初めて彼と出会った日、彼女は彼のことをとても懐かしい人に出会ったような気持ちを抱いたようだ。杉田さんと出会ったときの印象と同じだという。初めは自分の心が弱っているから、人恋しさから懐かしさを感じたのかもと思っていたのですが、そうでもなかったという。声をかけてきたのは彼からだ。あいさつ程度の会話から励ましの言葉をかけてくれるようになったらしい。
「いつもこつこつとがんばっているね」
「雑談をするでもなく、黙々と仕事に向き合っているね」
「あなたは他人に対して思いやりのある人なんですね」
と快い言葉が送られてくる。杉田さんとの会話と同じパターンだ。
彼女の気持ちの変化は誰にも悟られないように噯にも出さなかったが、次第に彼に対して好感を抱き、表情にも強張りがとれていき、警戒心が薄れていったという。
毎日、短い会話もできるようになった。
彼はそのうち彼女を食事に誘うようにもなったという。もちろん彼女は拒絶した。彼はめげずに彼女に話しかけてくる。

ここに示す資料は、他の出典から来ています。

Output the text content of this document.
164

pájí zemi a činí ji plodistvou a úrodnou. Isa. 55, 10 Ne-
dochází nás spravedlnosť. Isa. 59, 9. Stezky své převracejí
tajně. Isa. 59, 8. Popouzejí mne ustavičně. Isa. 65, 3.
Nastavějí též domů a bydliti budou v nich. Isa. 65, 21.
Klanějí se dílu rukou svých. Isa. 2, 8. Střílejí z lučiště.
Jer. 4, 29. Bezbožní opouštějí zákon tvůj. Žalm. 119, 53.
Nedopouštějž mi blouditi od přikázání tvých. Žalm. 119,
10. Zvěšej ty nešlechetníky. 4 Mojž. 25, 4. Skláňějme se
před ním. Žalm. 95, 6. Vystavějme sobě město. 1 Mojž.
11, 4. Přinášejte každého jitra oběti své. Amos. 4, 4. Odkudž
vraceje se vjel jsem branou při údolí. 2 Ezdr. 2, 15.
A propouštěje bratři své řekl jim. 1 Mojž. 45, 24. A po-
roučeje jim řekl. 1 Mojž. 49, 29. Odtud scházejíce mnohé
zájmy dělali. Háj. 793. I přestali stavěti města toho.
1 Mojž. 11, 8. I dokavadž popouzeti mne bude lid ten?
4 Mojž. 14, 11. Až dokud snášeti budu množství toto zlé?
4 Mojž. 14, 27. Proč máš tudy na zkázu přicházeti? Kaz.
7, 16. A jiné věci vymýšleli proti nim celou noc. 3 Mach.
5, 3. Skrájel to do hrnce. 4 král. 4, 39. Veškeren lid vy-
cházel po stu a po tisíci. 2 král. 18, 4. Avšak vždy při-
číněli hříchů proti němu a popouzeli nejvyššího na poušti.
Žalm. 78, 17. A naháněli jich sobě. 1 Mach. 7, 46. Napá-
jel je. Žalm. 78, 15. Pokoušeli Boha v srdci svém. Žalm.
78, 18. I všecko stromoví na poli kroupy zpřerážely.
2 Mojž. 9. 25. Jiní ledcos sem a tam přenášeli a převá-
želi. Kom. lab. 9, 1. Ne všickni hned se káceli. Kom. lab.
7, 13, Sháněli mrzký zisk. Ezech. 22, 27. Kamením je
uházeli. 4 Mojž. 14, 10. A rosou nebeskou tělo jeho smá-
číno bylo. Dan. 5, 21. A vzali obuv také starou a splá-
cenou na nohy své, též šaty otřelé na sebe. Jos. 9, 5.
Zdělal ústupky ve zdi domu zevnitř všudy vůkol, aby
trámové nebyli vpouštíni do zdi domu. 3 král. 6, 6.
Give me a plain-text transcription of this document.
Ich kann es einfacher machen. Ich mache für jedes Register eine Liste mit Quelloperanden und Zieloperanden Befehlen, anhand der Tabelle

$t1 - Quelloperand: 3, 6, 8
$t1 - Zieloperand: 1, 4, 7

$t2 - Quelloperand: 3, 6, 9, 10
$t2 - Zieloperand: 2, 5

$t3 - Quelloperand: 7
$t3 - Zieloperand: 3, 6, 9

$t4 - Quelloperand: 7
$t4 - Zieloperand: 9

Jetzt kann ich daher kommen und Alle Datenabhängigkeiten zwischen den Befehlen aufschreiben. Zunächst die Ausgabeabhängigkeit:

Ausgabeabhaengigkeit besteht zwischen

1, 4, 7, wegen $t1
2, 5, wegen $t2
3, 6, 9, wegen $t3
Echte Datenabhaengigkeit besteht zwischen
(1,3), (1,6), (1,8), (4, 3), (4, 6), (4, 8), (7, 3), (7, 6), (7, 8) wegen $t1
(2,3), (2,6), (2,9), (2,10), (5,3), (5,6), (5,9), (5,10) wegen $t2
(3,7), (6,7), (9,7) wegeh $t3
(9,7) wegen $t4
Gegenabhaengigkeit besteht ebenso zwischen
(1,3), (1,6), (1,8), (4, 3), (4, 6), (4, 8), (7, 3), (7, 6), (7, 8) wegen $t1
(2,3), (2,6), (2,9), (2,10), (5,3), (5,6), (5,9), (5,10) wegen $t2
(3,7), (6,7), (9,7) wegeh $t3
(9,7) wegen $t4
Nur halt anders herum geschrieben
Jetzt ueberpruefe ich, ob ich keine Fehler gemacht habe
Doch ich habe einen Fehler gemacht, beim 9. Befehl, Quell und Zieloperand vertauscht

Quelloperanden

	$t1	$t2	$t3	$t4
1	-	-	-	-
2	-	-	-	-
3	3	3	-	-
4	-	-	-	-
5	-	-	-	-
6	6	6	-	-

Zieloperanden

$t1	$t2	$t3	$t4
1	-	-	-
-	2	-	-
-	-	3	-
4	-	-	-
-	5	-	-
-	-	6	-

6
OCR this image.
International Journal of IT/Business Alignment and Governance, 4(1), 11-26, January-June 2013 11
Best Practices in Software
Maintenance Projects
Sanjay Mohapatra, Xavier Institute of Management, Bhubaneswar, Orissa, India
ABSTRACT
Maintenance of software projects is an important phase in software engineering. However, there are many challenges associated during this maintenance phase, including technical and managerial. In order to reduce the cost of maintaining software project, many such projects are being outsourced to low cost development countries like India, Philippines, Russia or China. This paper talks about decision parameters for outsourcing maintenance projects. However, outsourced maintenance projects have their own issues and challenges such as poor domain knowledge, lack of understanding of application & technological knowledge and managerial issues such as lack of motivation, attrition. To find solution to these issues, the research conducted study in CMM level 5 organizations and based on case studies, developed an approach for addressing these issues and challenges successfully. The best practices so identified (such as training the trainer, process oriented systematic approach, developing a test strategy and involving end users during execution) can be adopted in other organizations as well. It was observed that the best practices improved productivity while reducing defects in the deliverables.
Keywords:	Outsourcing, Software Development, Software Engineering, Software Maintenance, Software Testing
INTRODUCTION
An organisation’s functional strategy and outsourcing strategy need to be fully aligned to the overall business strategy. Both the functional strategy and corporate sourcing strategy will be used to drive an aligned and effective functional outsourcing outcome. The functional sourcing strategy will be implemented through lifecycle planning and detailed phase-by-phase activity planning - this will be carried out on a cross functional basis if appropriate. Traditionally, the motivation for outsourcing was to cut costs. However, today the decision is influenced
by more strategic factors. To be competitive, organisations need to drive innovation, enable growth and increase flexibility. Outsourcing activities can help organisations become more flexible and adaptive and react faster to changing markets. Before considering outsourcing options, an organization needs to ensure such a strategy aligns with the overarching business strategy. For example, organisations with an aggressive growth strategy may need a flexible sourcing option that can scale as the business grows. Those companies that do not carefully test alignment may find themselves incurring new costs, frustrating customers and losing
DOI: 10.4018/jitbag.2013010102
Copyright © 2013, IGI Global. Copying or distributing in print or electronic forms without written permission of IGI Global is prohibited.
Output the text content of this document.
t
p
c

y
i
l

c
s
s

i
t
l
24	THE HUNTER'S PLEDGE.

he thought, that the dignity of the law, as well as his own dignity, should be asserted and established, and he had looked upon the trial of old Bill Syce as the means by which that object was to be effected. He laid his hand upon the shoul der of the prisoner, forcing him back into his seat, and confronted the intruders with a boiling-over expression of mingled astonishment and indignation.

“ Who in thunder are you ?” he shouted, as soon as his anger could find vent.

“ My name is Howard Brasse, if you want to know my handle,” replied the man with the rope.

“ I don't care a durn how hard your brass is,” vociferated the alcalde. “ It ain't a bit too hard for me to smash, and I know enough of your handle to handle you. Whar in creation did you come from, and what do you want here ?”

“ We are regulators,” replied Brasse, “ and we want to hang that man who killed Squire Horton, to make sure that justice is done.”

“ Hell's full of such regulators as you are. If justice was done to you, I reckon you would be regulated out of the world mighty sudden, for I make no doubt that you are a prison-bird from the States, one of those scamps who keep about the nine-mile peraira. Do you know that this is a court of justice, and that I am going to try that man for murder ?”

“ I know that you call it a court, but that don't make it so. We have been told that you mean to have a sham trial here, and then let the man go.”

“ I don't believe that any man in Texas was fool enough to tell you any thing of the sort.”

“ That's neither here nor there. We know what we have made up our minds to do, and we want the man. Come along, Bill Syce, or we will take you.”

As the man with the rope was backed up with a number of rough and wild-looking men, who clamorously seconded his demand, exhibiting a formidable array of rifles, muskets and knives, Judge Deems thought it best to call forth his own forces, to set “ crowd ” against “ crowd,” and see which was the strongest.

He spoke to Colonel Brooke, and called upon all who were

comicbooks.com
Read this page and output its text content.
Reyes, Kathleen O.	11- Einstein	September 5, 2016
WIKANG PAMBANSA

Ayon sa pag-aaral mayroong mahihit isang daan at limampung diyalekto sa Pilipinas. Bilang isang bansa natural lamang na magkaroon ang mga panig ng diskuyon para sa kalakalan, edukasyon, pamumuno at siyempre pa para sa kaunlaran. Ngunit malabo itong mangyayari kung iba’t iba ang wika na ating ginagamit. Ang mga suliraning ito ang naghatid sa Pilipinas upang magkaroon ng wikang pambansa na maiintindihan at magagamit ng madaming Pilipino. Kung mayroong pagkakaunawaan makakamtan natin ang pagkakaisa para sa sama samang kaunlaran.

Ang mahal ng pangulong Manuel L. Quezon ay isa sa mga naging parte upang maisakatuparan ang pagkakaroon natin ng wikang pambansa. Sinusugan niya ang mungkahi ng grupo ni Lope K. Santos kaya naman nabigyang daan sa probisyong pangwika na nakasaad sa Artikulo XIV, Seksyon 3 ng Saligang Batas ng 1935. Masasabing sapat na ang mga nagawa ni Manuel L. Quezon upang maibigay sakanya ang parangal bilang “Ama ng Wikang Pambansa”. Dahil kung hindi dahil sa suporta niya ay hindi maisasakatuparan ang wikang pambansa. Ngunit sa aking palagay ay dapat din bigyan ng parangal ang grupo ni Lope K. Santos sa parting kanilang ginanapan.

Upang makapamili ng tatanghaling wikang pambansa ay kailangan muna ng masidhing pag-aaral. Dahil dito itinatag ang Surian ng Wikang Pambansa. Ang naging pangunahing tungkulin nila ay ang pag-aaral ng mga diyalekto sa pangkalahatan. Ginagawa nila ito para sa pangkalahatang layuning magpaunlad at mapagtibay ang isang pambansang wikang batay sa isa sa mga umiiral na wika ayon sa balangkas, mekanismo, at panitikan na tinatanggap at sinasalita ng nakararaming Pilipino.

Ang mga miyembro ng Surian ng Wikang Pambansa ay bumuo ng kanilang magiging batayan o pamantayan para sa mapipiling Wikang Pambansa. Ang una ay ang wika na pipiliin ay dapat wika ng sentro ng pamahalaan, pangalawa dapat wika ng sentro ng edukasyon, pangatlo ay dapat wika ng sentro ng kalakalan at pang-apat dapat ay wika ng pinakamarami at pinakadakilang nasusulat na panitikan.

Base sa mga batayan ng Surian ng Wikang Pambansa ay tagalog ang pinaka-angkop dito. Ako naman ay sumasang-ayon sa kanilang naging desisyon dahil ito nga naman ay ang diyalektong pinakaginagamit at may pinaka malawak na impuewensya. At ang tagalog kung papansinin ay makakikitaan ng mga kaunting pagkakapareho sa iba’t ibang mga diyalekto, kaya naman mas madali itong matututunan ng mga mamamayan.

以前、チャラ男が彼女を誘って、むげなく断ったエピソードを思い出した。彼女も、最初は同じように思っていたらしい。
しかし、チャラ男とはどこか違う気がした。接し方に軽さが感じられない。真摯さが伝わってくる気がした。
簡単に言えば、誘われて悪い気がしなかったようだ。
彼女は杉田さんに彼のことをメールで相談した。
「悪い人だとは思わない」と杉田さんから好意的な言葉が送られてきた。
彼女は理由を訊ねた。
「私に相談を持ちかけたこと自体に彼を毛嫌いしていない事実だ」と杉田さんは伝えた。
「どうして?」
「もし、あなたが彼に嫌悪感を覚えるような人なら、彼を気に入らない人だと感じていたなら、私に訊ねるようなことをするまでもなく、普通に無視しているのではないですか」とメールが送られてきた。杉田さんは続けて、「一度、食事に行って、彼と話をしてみるのも良いことかもしれないですね」と二回目のメールを送ってきたらしい。